Chris Wallace Is a Racist, and Here’s the Psychology to Prove It

This is getting old. An ambiguous statement is interpreted as racist by pundits, and even misquoted, and half of America who backs Trump is smeared by association. In the latest example, it turns out that President Trump tweeted something to the effect that Baltimore is filthy and rat infested, and then largely white pundits, the real bigots, assumed he was talking about black people. Only a racist mind would think of blacks when he hears the word “rats.”

Here is an exchange in a recent show with Chris “Rats Equal Blacks” Wallace…

Chris Wallace: “Infested. It sounds like vermin. It sounds subhuman and these are all six members of Congress who are people of color.” Mulvaney says he’s “spending too much time reading between the lines.”

Analyze what Wallace just said. “Infested. It sounds like vermin.”  From here he makes a word association to subhuman and six members of Congress who are people of color.

This is important. Wallace just made an association between the word “subhuman” and six members of Congress who are people of color. That association, in and of itself, is disturbing because it came unscripted. Is this the way he talks about blacks in his private company?

No matter what he says, he can’t escape the fact that Trump didn’t compare those men to rats, to vermin, but Wallace did in a most self-evident manner. And he blamed Trump for it. Wallace blamed Trump for prejudice found within himself, to the overflow of his heart.
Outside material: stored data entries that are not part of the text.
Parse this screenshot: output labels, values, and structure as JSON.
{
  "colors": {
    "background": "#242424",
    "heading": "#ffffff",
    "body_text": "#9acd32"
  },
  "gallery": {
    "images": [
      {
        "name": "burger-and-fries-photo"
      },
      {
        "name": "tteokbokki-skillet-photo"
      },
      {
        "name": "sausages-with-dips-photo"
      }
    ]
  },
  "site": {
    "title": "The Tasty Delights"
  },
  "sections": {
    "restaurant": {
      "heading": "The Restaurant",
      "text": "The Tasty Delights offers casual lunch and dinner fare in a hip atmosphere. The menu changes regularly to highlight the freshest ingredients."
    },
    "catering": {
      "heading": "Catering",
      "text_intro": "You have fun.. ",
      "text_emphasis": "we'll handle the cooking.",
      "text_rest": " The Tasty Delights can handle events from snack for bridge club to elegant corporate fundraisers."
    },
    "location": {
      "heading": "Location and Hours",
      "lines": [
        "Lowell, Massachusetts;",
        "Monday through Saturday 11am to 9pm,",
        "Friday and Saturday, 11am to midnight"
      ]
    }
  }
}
Wallace: “I’m not reading between the lines. I’m reading the lines.”

And then he has the nerve to say Trump directly compared rats to blacks when it was clear that is what Wallace just did.

Actually, what Wallace is doing is projecting the worst in himself with the screen provided: the ambiguity of an unspecific comment. Again, if Trump calls a city “filthy, rat-infested” and Wallace assumes he is not talking about the rodents themselves, but about blacks, then the association between blacks and rats is coming from Wallace and not Trump. That’s projection. He is projecting his own inner view of blacks onto a safe target that is Trump and everything he says, and all who support him. He makes the associations and attributes them to others, and his guests should be very wary of falling for this trick. You force him to rephrase on the spot, and call out his projection.

Thus, everyone who calls out “racist” over anything or anyone they disagree with is actually advertising the hidden contents of his soul, a character flaw that is most disturbing to him. Someone who never accuses a person of racism without solid evidence is not being naive, he is likely the most pure in that respect.